Streifenjunko are a duo of Norwegian players Eivind Lønning and Espen Reinertsen, whose earlier releases for the Sofa Music label (No Longer Burning and Sval Torv) didn’t cross the desk at the time, but they’ve tended to focus on all-acoustic playing with their trumpet and saxophone / woodwinds pairing. Until now that is, since on Like Driving (SOFA 566) they’ve introduced electronic components into their performances. Part of this setup includes automatically-generated sounds emanating from the boxes in some way, and the performance seems to include the action of applying “starting and stopping signals”.
This strategy has provided Streifenjunko with something not unlike a pre-programmed road map to follow as they puff their slow, simple notes; they liken the process to driving a car, hence the title. They also seem to relish the possibility of unexpected changes in the flow, so perhaps this self-generating software (if indeed that’s what it is) almost has a mind of its own, contributing passages of ever-renewing surprise in a halting manner. If we are expected to apply the driving metaphor as we appraise this, then ‘Everything We Touch Is Electric’ is about the slowest crawl I’ve ever hitched – even the bus inching its way over Waterloo Road in heavy traffic does better. However, despite the pedantic deliberation of the playing, the air still crackles with a certain tension, like that of strangers uncertain what to say to each other; and the combined instruments sound like a souped-up harmonium with three feet pumping the bellows. If they wanted to combine this software of theirs with a sat-nav box, I don’t expect it would sell too well, but at least the driver would arrive in a serene state of mind.

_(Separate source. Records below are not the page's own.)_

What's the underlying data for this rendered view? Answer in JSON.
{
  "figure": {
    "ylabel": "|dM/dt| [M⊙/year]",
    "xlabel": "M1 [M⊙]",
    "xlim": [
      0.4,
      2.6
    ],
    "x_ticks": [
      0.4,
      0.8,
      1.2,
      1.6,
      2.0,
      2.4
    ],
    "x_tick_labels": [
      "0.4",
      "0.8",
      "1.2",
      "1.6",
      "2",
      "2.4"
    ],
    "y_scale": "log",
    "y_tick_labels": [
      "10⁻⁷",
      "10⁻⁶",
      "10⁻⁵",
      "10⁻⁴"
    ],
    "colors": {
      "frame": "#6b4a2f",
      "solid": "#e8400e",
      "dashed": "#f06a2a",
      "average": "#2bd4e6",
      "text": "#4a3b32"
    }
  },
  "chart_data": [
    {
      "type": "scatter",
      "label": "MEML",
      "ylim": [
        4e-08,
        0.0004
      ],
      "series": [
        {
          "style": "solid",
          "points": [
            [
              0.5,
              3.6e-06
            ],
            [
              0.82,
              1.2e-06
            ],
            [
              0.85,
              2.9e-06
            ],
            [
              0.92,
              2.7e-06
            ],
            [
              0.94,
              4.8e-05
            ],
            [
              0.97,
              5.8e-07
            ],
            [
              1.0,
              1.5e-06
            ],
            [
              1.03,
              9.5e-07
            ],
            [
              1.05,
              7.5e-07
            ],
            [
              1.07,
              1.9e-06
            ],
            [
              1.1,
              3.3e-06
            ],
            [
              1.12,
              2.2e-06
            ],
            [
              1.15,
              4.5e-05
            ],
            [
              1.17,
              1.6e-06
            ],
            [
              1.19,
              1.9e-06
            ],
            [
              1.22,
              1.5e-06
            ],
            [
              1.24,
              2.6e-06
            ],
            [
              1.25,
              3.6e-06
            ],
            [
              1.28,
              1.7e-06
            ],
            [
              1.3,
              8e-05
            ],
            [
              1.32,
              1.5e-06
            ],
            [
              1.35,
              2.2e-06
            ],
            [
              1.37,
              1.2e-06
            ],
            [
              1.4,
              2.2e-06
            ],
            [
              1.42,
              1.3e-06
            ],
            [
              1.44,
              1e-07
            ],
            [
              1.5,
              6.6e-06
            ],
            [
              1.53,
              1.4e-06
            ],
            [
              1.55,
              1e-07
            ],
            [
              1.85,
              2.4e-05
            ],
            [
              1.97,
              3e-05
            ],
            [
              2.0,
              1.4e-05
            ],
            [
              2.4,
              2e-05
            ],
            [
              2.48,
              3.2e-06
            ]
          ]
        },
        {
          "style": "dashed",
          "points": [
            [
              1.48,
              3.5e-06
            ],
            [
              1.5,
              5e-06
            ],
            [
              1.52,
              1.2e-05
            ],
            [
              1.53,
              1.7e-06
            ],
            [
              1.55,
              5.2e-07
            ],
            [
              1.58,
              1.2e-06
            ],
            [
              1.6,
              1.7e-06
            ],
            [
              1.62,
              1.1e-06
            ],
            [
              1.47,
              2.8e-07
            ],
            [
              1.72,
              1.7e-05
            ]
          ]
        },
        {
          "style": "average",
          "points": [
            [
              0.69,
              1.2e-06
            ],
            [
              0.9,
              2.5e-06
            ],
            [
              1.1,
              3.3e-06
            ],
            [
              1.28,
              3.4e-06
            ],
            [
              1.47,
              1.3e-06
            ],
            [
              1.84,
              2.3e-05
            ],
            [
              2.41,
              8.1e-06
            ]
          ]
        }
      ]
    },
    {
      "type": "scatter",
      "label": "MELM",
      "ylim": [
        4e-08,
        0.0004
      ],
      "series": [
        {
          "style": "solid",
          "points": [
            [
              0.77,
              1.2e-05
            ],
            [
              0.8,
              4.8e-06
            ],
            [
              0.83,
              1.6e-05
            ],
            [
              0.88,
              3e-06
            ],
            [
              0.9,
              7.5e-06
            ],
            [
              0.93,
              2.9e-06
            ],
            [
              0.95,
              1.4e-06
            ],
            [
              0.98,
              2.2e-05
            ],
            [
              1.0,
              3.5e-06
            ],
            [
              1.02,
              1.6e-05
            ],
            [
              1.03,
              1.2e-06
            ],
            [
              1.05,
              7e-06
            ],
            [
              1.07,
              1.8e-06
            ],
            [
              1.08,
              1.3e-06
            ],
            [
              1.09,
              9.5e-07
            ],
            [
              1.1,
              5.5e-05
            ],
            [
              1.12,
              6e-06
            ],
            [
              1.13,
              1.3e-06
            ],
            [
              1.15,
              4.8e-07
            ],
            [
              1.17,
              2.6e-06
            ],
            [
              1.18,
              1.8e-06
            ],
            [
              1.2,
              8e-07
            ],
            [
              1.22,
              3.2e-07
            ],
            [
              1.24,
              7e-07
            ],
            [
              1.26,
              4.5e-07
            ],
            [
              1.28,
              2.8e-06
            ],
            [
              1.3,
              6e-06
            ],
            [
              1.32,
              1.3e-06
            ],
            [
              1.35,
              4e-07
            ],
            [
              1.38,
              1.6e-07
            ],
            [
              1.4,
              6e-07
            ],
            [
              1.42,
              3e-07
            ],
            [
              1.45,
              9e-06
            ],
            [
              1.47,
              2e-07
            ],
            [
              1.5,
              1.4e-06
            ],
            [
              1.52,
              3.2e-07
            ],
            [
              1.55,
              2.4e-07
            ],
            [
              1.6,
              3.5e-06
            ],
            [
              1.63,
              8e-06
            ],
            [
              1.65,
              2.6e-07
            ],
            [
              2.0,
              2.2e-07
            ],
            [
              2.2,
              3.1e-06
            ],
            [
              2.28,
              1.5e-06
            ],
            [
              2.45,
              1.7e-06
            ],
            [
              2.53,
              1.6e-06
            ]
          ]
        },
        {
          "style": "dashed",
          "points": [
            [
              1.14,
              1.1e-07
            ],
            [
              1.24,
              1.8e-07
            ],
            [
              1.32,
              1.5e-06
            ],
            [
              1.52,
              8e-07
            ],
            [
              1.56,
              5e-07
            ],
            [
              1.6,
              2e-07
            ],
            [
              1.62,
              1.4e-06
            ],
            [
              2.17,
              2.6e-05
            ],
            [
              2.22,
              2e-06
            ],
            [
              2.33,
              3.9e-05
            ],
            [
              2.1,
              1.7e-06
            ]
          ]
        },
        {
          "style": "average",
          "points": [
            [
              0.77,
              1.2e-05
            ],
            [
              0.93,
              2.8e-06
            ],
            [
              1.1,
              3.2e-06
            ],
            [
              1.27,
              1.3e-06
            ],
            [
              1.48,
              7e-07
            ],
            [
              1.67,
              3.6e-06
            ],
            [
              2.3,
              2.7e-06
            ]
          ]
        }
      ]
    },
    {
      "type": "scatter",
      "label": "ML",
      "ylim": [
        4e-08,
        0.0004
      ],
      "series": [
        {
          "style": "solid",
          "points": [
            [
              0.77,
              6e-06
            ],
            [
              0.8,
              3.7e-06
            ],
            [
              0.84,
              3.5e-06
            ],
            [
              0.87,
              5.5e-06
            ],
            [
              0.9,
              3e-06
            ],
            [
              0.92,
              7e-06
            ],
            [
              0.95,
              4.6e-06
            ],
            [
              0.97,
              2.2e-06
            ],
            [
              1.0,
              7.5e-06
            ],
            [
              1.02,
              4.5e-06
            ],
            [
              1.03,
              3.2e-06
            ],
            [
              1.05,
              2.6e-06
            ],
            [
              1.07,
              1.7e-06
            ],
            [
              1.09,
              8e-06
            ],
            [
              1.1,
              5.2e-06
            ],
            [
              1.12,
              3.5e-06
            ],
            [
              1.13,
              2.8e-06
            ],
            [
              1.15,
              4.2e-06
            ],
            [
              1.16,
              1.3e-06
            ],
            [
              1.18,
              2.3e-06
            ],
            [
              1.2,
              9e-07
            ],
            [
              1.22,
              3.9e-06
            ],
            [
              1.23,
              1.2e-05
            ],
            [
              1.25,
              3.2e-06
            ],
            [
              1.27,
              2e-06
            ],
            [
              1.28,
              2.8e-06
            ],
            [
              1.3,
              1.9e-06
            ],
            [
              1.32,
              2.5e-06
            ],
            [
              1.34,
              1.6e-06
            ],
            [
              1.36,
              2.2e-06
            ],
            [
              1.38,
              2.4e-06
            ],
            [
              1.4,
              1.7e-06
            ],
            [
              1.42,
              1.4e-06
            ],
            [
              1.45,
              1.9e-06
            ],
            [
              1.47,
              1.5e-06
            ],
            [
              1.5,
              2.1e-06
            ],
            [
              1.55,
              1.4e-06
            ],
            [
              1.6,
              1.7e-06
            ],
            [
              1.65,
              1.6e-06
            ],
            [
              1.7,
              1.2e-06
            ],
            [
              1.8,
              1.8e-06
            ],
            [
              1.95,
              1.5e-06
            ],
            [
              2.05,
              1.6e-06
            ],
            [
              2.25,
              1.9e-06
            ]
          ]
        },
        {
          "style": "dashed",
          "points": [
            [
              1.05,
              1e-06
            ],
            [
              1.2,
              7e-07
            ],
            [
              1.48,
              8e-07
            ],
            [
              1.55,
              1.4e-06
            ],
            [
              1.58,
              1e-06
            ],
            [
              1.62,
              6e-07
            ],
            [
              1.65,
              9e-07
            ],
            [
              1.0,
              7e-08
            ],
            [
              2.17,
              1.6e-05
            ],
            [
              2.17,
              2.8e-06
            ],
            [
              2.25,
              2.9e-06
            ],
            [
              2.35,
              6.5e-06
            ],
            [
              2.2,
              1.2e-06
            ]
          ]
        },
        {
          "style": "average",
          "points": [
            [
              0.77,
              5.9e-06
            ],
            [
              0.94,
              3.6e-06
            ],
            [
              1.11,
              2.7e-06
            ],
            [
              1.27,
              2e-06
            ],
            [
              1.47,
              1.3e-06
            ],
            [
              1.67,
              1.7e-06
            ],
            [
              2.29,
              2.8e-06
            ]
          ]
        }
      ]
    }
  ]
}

Which brings us to ‘Astronaut Peace’, where there’s hardly any stop-starting at all, and what emerges is like a flabbier version of a Yoshi Wada drone. And yet, even these shifting planes of brass and woodwind tones contain a certain eerie fascination, almost transparent in hue. Probably we are supposed to feel like a weightless astronaut floating round his tin can; it certainly isn’t much of a “driver”. An even lusher set of drones can be found on ‘Like Driving’, the 19 min title track, and here we’re getting back to the switcheroo element which is intervening in the smooth music-making process like a well-meaning hardware store owner, offering you tools of various sizes until you find the one that fits.
Perhaps “intervening” is too strong a word for these rather mild changes that are taking place; it’s certainly not as crazy or wild as a John Zorn game piece, for instance. Instead, it’s a bit like turning switches or applying dampers / diapasons on an organ manual. The changes are largely being wrought on the tone and pitch, rather than determining the direction of the music very much. No wonder the players sound so relaxed; it’s like a game of dodgem cars happening very slowly, in vehicles made of foam rubber. From 12th October 2018.